Additional environmental concerns include water usage rights, to which the Tribe has absolute first priority. The land is situated over a crucial section of the Cotley and Taunton rivers, which run under the property and affect the water supply out to Berkley, Lakeville, Middleboro, the Bridgewaters and Brockton at minimum. The land the tribe proposes to put 12-15 story hotels is also directly in the flight path to the Taunton airport, with no mitigation in place for the airport and no Federal Aviation Administration study on the impacts.






The same buildings will also be heavy enough to disrupt the water flow beneath them, and the whole area should be studied by the Army Corps of Engineers pursuant to these concerns. In regards to traffic, an additional 12,000 vehicles a day that will be clogging the roadways throughout East Taunton. The location also impacts all school schedules: Staggered bus and van routes for at least one elementary, middle and high school utilize Stevens Street and Route 140. Mitigation costs for low-income workers whose children will need additional resources from the schools is also inadequate — it is estimated to cost $890,000 per annum — $540,000 greater than the $360,000 per annum allocated towards schools in the IGA.












The only way to address these concerns now is to go beyond our city officials to state legislators and the federal Bureau of Indian Affairs (BIA). The BIA held a scoping session on June 20 to hear environmental (defined as any concerns affecting the impacted community, not just landscape and wildlife) concerns. The concerns mentioned above were all registered, and additionally it was brought to the BIA’s attention by leaders of the Pokanoket tribe that the Mashpee tribe does not have proper historic ties to Taunton. 


George Rizer for the Boston Globe
Daryl Black Eagle Jamieson, vice chairman of the Pocasset Tribal Council, was among those who challenged Mashpee historical claims to the proposed casino site.


The Massachusett and Pocasset tribes — state-recognized tribes that have banded together to form the Affiliated Tribes — concurred. It was suggested by attorney Adam Bond that the BIA might be using our city as a test case to restore a power they lost in Carcieri v. Salazar (2009), which prevents tribes recognized by the federal government after 1934 from receiving land into trust.

The last vote left is the state compact with the governor. If the BIA cannot act to alleviate the concerns we have expressed, the only thing stopping Taunton from becoming ground zero for a fiscal and legal nightmare is instructing our state legislature to vote down the compact. No one wants to lose the opportunity for jobs, what we want is to ensure our city gets properly protected. The first thing you can do is write your legislators to inform them on these issues — and to vote down the state compact if they cannot be addressed. The BIA will also have continued chances for input.

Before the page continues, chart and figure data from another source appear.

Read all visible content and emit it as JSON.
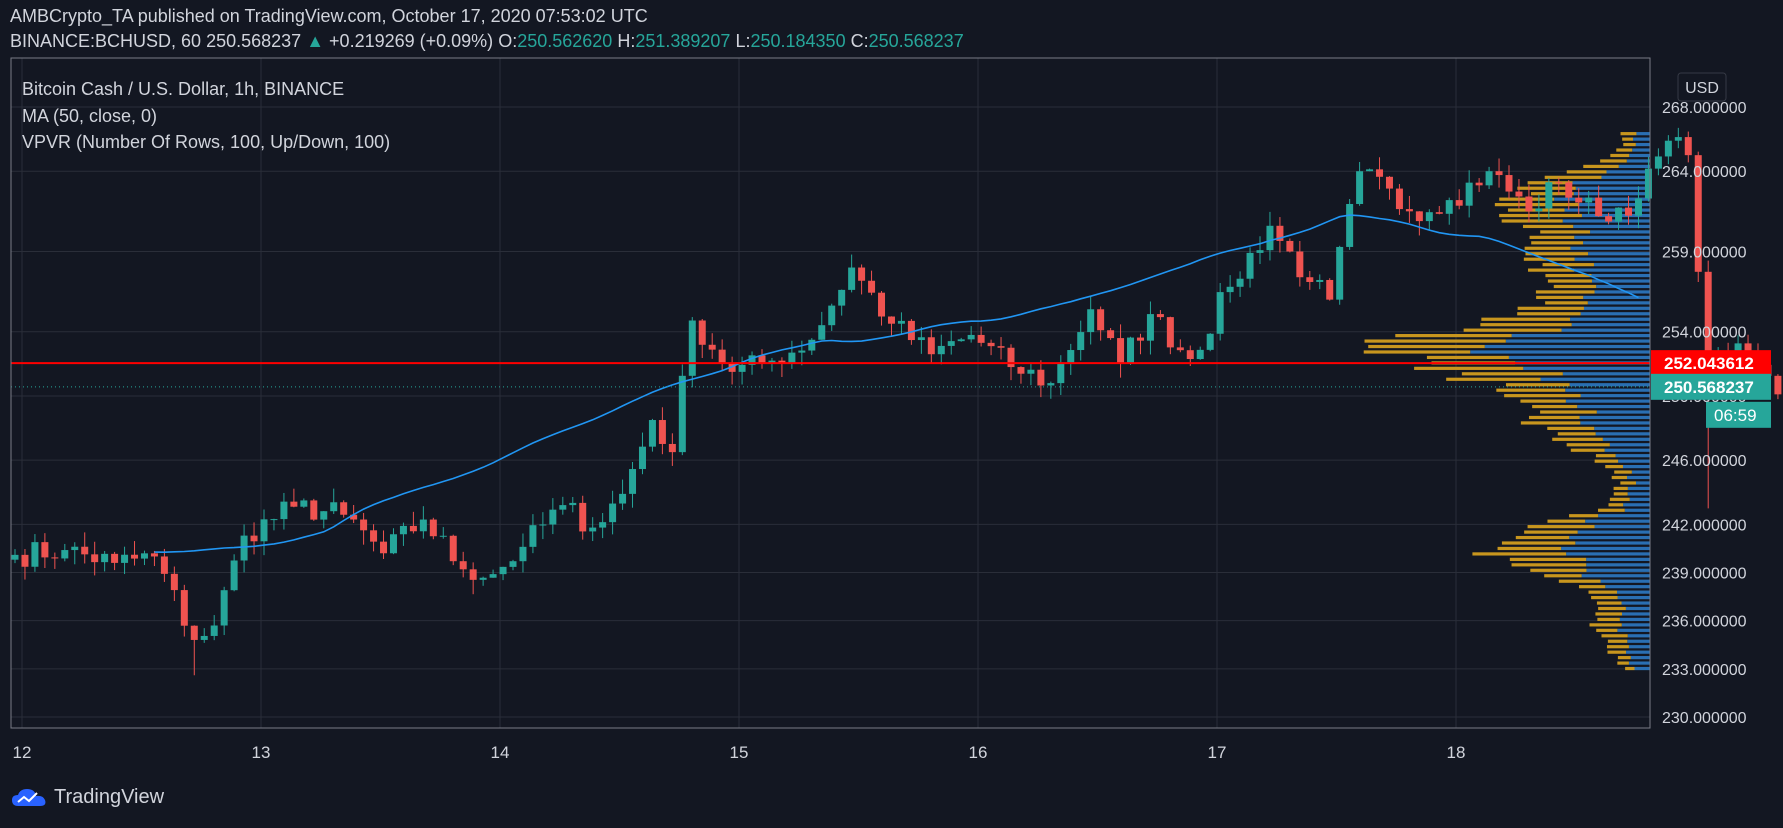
{
  "header": {
    "line1": "AMBCrypto_TA published on TradingView.com, October 17, 2020 07:53:02 UTC",
    "symbol": "BINANCE:BCHUSD, 60",
    "price": "250.568237",
    "change_arrow": "▲",
    "change": "+0.219269 (+0.09%)",
    "o_label": "O:",
    "o_val": "250.562620",
    "h_label": "H:",
    "h_val": "251.389207",
    "l_label": "L:",
    "l_val": "250.184350",
    "c_label": "C:",
    "c_val": "250.568237"
  },
  "legend": {
    "title": "Bitcoin Cash / U.S. Dollar, 1h, BINANCE",
    "ma": "MA (50, close, 0)",
    "vpvr": "VPVR (Number Of Rows, 100, Up/Down, 100)"
  },
  "currency_button": "USD",
  "footer": {
    "brand": "TradingView"
  },
  "colors": {
    "background": "#131722",
    "up": "#26a69a",
    "down": "#ef5350",
    "ma": "#2196f3",
    "vp_up": "#2a6fb3",
    "vp_down": "#c8961e",
    "poc_line": "#ff0000"
  },
  "chart_data": {
    "type": "candlestick",
    "ylim": [
      230,
      268
    ],
    "y_ticks": [
      "230.000000",
      "233.000000",
      "236.000000",
      "239.000000",
      "242.000000",
      "246.000000",
      "250.000000",
      "254.000000",
      "259.000000",
      "264.000000",
      "268.000000"
    ],
    "x_ticks": [
      "12",
      "13",
      "14",
      "15",
      "16",
      "17",
      "18"
    ],
    "price_labels": [
      {
        "value": 252.043612,
        "text": "252.043612",
        "color": "#ff0000"
      },
      {
        "value": 250.568237,
        "text": "250.568237",
        "color": "#26a69a"
      }
    ],
    "countdown": "06:59",
    "anchor_closes": [
      [
        0,
        240.1
      ],
      [
        5,
        240.4
      ],
      [
        10,
        239.6
      ],
      [
        14,
        240.0
      ],
      [
        18,
        234.8
      ],
      [
        20,
        235.7
      ],
      [
        23,
        241.3
      ],
      [
        28,
        243.1
      ],
      [
        33,
        242.6
      ],
      [
        37,
        240.2
      ],
      [
        41,
        242.3
      ],
      [
        45,
        239.2
      ],
      [
        48,
        238.9
      ],
      [
        51,
        240.6
      ],
      [
        55,
        243.2
      ],
      [
        58,
        241.8
      ],
      [
        61,
        243.9
      ],
      [
        64,
        248.5
      ],
      [
        66,
        246.5
      ],
      [
        68,
        254.7
      ],
      [
        72,
        251.5
      ],
      [
        76,
        252.2
      ],
      [
        80,
        253.5
      ],
      [
        84,
        258.0
      ],
      [
        88,
        254.5
      ],
      [
        92,
        252.6
      ],
      [
        96,
        253.8
      ],
      [
        100,
        251.8
      ],
      [
        104,
        250.8
      ],
      [
        108,
        255.4
      ],
      [
        111,
        252.0
      ],
      [
        114,
        255.1
      ],
      [
        118,
        252.3
      ],
      [
        122,
        256.8
      ],
      [
        126,
        260.6
      ],
      [
        130,
        257.1
      ],
      [
        132,
        256.0
      ],
      [
        135,
        264.0
      ],
      [
        140,
        261.5
      ],
      [
        144,
        262.2
      ],
      [
        148,
        264.0
      ],
      [
        152,
        261.5
      ],
      [
        155,
        263.3
      ],
      [
        159,
        261.2
      ],
      [
        163,
        262.3
      ],
      [
        166,
        265.9
      ],
      [
        168,
        265.0
      ],
      [
        170,
        252.0
      ],
      [
        174,
        252.7
      ],
      [
        177,
        250.1
      ],
      [
        181,
        255.6
      ],
      [
        184,
        252.5
      ],
      [
        188,
        250.7
      ],
      [
        192,
        249.8
      ],
      [
        196,
        248.5
      ],
      [
        200,
        250.9
      ],
      [
        204,
        249.8
      ],
      [
        207,
        251.4
      ],
      [
        210,
        250.6
      ],
      [
        212,
        250.57
      ]
    ],
    "ma_period": 50,
    "vpvr_rows": 100
  }
}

StopTauntonCasino.com has additional info and sample letters to help you in contacting your legislators.



Ultimately, whether you look at, around, above, or below the proposed project there are a host of concerns that could not be covered in the two weeks from the release of the IGA to the June 9 vote.

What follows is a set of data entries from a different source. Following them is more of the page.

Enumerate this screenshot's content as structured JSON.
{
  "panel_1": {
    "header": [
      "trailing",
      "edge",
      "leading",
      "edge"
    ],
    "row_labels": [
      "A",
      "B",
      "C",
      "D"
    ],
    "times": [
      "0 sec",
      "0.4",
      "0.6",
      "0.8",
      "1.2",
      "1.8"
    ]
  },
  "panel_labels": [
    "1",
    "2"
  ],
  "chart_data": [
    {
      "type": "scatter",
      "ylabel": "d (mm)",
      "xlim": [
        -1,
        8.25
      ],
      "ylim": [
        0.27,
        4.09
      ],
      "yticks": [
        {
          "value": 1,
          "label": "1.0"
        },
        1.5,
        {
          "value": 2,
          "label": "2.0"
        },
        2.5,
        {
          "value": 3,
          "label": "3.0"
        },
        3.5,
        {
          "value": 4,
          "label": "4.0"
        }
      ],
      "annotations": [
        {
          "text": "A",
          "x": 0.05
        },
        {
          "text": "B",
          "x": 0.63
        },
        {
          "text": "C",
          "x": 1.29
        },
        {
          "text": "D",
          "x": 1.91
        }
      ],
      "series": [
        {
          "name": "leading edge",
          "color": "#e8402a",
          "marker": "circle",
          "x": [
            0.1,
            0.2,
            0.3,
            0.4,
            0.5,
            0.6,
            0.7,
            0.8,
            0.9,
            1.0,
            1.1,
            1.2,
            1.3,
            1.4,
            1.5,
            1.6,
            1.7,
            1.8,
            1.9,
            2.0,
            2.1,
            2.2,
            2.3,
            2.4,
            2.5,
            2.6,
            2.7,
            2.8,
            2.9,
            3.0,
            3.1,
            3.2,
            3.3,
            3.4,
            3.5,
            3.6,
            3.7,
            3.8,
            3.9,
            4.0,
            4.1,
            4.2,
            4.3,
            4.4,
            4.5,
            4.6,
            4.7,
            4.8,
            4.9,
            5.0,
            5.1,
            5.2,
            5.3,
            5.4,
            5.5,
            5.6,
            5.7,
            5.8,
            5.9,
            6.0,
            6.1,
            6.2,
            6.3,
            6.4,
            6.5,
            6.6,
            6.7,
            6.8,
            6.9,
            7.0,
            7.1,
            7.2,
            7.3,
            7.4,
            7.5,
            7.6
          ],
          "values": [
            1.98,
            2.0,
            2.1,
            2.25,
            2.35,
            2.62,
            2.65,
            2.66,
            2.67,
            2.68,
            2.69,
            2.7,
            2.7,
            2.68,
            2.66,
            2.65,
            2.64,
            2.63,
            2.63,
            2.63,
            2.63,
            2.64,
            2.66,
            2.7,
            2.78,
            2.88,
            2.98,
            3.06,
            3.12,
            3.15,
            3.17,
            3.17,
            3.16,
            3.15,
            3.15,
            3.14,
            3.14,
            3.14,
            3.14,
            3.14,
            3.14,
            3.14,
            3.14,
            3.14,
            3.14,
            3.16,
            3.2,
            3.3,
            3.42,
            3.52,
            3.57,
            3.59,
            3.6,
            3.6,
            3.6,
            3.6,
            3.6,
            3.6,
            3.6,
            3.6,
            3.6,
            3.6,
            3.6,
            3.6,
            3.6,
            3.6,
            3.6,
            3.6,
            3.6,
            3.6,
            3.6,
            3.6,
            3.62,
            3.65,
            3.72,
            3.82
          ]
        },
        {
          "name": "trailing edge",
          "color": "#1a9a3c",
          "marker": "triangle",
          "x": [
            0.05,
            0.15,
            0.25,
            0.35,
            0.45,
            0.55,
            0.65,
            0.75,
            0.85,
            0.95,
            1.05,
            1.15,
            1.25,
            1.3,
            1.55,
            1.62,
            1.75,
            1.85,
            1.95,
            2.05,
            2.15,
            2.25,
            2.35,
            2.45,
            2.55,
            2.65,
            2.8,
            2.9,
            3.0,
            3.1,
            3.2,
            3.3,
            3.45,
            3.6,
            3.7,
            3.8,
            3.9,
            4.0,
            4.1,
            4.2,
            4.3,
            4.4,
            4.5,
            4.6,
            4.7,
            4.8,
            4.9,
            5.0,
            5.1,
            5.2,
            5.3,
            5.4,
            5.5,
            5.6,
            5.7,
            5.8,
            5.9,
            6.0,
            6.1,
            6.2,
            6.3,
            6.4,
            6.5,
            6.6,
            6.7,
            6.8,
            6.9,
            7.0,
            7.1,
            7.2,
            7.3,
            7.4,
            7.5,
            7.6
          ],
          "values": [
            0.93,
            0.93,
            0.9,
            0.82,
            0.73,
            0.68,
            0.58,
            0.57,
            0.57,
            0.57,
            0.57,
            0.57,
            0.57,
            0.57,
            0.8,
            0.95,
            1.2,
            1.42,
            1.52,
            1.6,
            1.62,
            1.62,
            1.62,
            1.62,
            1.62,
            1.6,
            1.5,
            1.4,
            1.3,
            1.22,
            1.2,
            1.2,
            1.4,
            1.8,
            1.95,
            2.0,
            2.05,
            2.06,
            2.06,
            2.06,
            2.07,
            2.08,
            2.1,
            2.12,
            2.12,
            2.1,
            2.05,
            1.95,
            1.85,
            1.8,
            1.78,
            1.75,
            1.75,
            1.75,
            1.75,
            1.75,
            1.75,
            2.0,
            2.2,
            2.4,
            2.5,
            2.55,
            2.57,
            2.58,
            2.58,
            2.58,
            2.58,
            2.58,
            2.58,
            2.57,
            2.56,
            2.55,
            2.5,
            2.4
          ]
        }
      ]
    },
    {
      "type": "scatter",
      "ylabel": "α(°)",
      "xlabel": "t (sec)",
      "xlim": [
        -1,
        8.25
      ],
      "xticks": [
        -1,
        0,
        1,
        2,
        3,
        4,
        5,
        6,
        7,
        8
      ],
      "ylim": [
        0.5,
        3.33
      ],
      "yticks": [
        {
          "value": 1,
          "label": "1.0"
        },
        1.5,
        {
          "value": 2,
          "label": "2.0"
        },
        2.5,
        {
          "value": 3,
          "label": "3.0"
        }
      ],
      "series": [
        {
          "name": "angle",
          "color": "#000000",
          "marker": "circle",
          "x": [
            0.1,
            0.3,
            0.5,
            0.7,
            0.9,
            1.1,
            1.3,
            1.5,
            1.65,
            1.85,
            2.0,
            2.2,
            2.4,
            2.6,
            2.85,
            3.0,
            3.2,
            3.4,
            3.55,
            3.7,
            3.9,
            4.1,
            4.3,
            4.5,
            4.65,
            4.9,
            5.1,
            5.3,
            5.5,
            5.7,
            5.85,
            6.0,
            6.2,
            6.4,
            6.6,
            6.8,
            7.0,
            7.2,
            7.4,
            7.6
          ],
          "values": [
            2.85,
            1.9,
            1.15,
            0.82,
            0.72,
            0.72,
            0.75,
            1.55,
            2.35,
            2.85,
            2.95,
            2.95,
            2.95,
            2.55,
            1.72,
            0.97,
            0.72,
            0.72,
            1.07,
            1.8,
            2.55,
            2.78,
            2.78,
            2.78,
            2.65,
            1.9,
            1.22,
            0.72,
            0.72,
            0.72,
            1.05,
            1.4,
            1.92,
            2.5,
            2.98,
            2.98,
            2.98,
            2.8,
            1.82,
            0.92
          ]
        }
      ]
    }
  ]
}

Residents warned our councilors of many of these concerns, and six councilors voted for the IGA knowing they had no chance to amend it, per the city’s own legal consultant Mr. Cid Froelich. I reiterated this in my comments — in fact I said it was insane that our duly elected councilors could not amend the document before the referendum.

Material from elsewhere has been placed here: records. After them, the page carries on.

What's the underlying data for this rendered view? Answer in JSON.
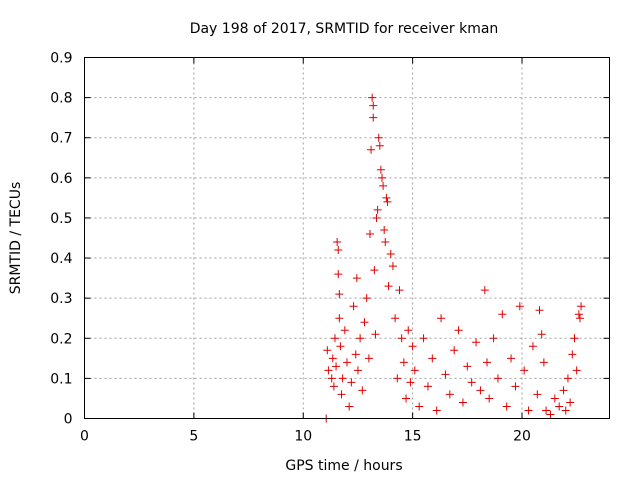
{
  "chart_data": {
    "type": "scatter",
    "title": "Day 198 of 2017, SRMTID for receiver kman",
    "xlabel": "GPS time / hours",
    "ylabel": "SRMTID / TECUs",
    "xlim": [
      0,
      24
    ],
    "ylim": [
      0,
      0.9
    ],
    "xticks": [
      0,
      5,
      10,
      15,
      20
    ],
    "xtick_labels": [
      "0",
      "5",
      "10",
      "15",
      "20"
    ],
    "yticks": [
      0,
      0.1,
      0.2,
      0.3,
      0.4,
      0.5,
      0.6,
      0.7,
      0.8,
      0.9
    ],
    "ytick_labels": [
      "0",
      "0.1",
      "0.2",
      "0.3",
      "0.4",
      "0.5",
      "0.6",
      "0.7",
      "0.8",
      "0.9"
    ],
    "grid": true,
    "marker": "+",
    "color": "#e00000",
    "series": [
      {
        "name": "SRMTID",
        "x": [
          11.05,
          11.1,
          11.15,
          11.3,
          11.35,
          11.4,
          11.45,
          11.5,
          11.55,
          11.6,
          11.6,
          11.65,
          11.65,
          11.7,
          11.75,
          11.8,
          11.9,
          12.0,
          12.1,
          12.2,
          12.3,
          12.4,
          12.45,
          12.5,
          12.6,
          12.7,
          12.8,
          12.9,
          13.0,
          13.05,
          13.1,
          13.15,
          13.2,
          13.2,
          13.25,
          13.3,
          13.35,
          13.4,
          13.45,
          13.5,
          13.55,
          13.6,
          13.65,
          13.7,
          13.75,
          13.8,
          13.85,
          13.9,
          14.0,
          14.1,
          14.2,
          14.3,
          14.4,
          14.5,
          14.6,
          14.7,
          14.8,
          14.9,
          15.0,
          15.1,
          15.3,
          15.5,
          15.7,
          15.9,
          16.1,
          16.3,
          16.5,
          16.7,
          16.9,
          17.1,
          17.3,
          17.5,
          17.7,
          17.9,
          18.1,
          18.3,
          18.4,
          18.5,
          18.7,
          18.9,
          19.1,
          19.3,
          19.5,
          19.7,
          19.9,
          20.1,
          20.3,
          20.5,
          20.7,
          20.8,
          20.9,
          21.0,
          21.1,
          21.3,
          21.5,
          21.7,
          21.9,
          22.0,
          22.1,
          22.2,
          22.3,
          22.4,
          22.5,
          22.6,
          22.65,
          22.7
        ],
        "y": [
          0.0,
          0.17,
          0.12,
          0.1,
          0.15,
          0.08,
          0.2,
          0.13,
          0.44,
          0.42,
          0.36,
          0.31,
          0.25,
          0.18,
          0.06,
          0.1,
          0.22,
          0.14,
          0.03,
          0.09,
          0.28,
          0.16,
          0.35,
          0.12,
          0.2,
          0.07,
          0.24,
          0.3,
          0.15,
          0.46,
          0.67,
          0.8,
          0.78,
          0.75,
          0.37,
          0.21,
          0.5,
          0.52,
          0.7,
          0.68,
          0.62,
          0.6,
          0.58,
          0.47,
          0.44,
          0.55,
          0.54,
          0.33,
          0.41,
          0.38,
          0.25,
          0.1,
          0.32,
          0.2,
          0.14,
          0.05,
          0.22,
          0.09,
          0.18,
          0.12,
          0.03,
          0.2,
          0.08,
          0.15,
          0.02,
          0.25,
          0.11,
          0.06,
          0.17,
          0.22,
          0.04,
          0.13,
          0.09,
          0.19,
          0.07,
          0.32,
          0.14,
          0.05,
          0.2,
          0.1,
          0.26,
          0.03,
          0.15,
          0.08,
          0.28,
          0.12,
          0.02,
          0.18,
          0.06,
          0.27,
          0.21,
          0.14,
          0.02,
          0.01,
          0.05,
          0.03,
          0.07,
          0.02,
          0.1,
          0.04,
          0.16,
          0.2,
          0.12,
          0.26,
          0.25,
          0.28
        ]
      }
    ]
  }
}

What bothers me most is that some city leaders repeated uncritically the viewpoint of one side — the side that dropped $300,000 on the city for the vote. We now see the result: A host of problems ranging from immediately identifiable long-term fiscal insolvency to potential FAA violations and water table disruption, to name only a few of the most pressing concerns. Unlike the concerns in the IGA, there is only one remedy for this leadership concern: The vote on Nov. 5, 2013. It’s on my calendar.

Brian Kennedy is a Taunton resident. He has been active in Preserve Taunton’s Future, studying the impacts of the proposed Taunton resort destination casino. He ran for School Committee in 2011.